Each month, lawyers at Mayer Brown LLP, which has the nation’s largest and oldest Supreme Court & Appellate practice, are pleased to offer the readers of InsideCounsel their insights on the most compelling developments in the United States Supreme Court that are relevant to in-house counsel. Today, we look at two current cases, Amgen Inc. v. Connecticut Retirement Plans and Trust Funds and Comcast Corp. v. Behrend. Both cases were argued on November 5, 2012, and each addresses critical questions affecting class action litigation.
Resolving admissibility of expert testimony on class-wide damages at the class certification stage. At issue in Comcast Corp. v. Behrend, is “whether a district court may certify a class action without resolving whether the plaintiff class has introduced admissible evidence, including expert testimony, to show that the case is susceptible to awarding damages on a class-wide basis.”
That issue matters a great deal. Plaintiffs often make use of expert testimony at the class-certification stage in an effort to assure courts that damages calculations can readily be performed on a class-wide basis.
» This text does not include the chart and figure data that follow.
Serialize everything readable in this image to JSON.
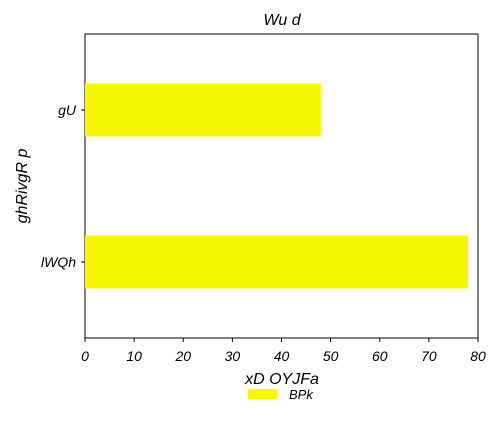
{
  "chart_data": {
    "type": "bar",
    "orientation": "horizontal",
    "title": "Wu d",
    "xlabel": "xD OYJFa",
    "ylabel": "ghRivgR p",
    "categories": [
      "gU",
      "lWQh"
    ],
    "series": [
      {
        "name": "BPk",
        "values": [
          48,
          78
        ],
        "color": "#f5f800"
      }
    ],
    "xlim": [
      0,
      80
    ],
    "xticks": [
      0,
      10,
      20,
      30,
      40,
      50,
      60,
      70,
      80
    ],
    "grid": false,
    "legend": "bottom-center"
  }
}
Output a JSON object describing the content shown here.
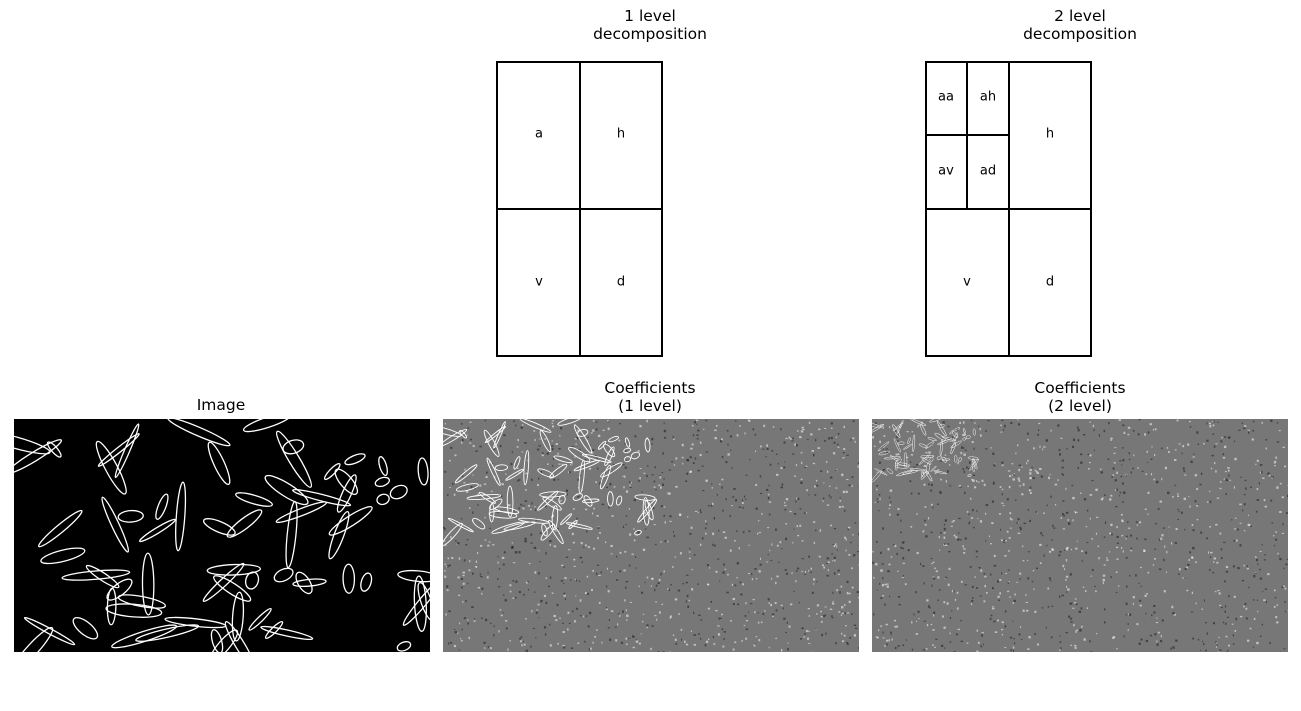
{
  "panels": {
    "decomp1": {
      "title": "1 level\ndecomposition",
      "labels": {
        "a": "a",
        "h": "h",
        "v": "v",
        "d": "d"
      }
    },
    "decomp2": {
      "title": "2 level\ndecomposition",
      "labels": {
        "aa": "aa",
        "ah": "ah",
        "av": "av",
        "ad": "ad",
        "h": "h",
        "v": "v",
        "d": "d"
      }
    },
    "image": {
      "title": "Image"
    },
    "coeff1": {
      "title": "Coefficients\n(1 level)"
    },
    "coeff2": {
      "title": "Coefficients\n(2 level)"
    }
  },
  "colors": {
    "image_background": "#000000",
    "coefficient_background": "#777777",
    "stroke_light": "#ffffff",
    "stroke_dark": "#1a1a1a"
  }
}
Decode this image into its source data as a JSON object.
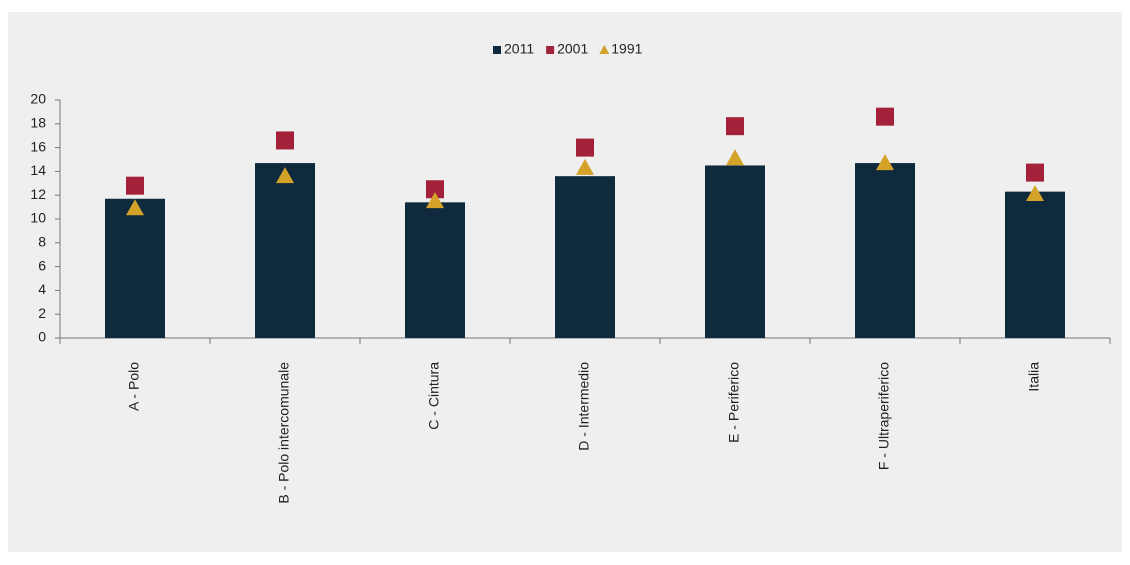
{
  "chart_data": {
    "type": "bar",
    "categories": [
      "A - Polo",
      "B - Polo intercomunale",
      "C - Cintura",
      "D - Intermedio",
      "E - Periferico",
      "F - Ultraperiferico",
      "Italia"
    ],
    "series": [
      {
        "name": "2011",
        "color": "#0e2a3c",
        "marker": "bar",
        "values": [
          11.7,
          14.7,
          11.4,
          13.6,
          14.5,
          14.7,
          12.3
        ]
      },
      {
        "name": "2001",
        "color": "#a3223a",
        "marker": "square",
        "values": [
          12.8,
          16.6,
          12.5,
          16.0,
          17.8,
          18.6,
          13.9
        ]
      },
      {
        "name": "1991",
        "color": "#d5a229",
        "marker": "triangle",
        "values": [
          10.9,
          13.6,
          11.5,
          14.3,
          15.1,
          14.7,
          12.1
        ]
      }
    ],
    "ylim": [
      0,
      20
    ],
    "yticks": [
      0,
      2,
      4,
      6,
      8,
      10,
      12,
      14,
      16,
      18,
      20
    ],
    "grid": false,
    "legend": "top"
  }
}
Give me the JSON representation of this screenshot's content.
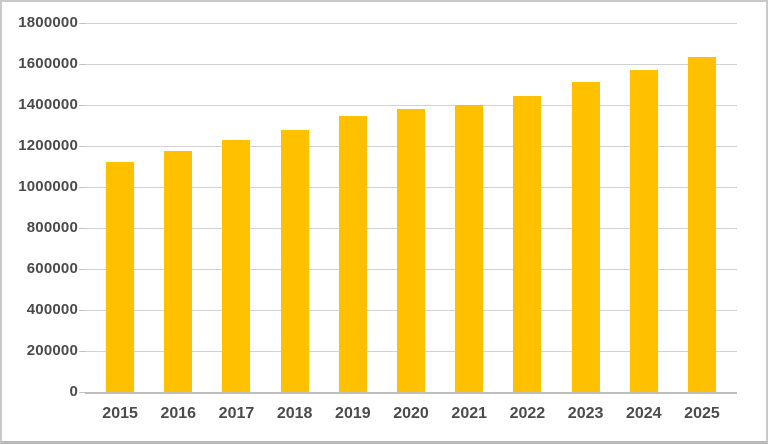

In response, defendants often contend that—before a class may be certified—the district court must determine that expert testimony is admissible under Federal Rule of Evidence 702, as interpreted by Daubert v. Merrell Dow Pharmaceuticals, Inc.) and its progeny. Under Daubert, district judges must act as gatekeepers in assessing the reliability of the expert’s methodology and the application of that methodology to the facts of the case. In practice, however, many courts accept those assurances without conducting a Daubert inquiry, preferring to defer admissibility questions until trial. Yet trials of class actions are exceedingly rare, because an order certifying a class creates extraordinary pressure on defendants to settle rather than risk an adverse—potentially massive—jury verdict.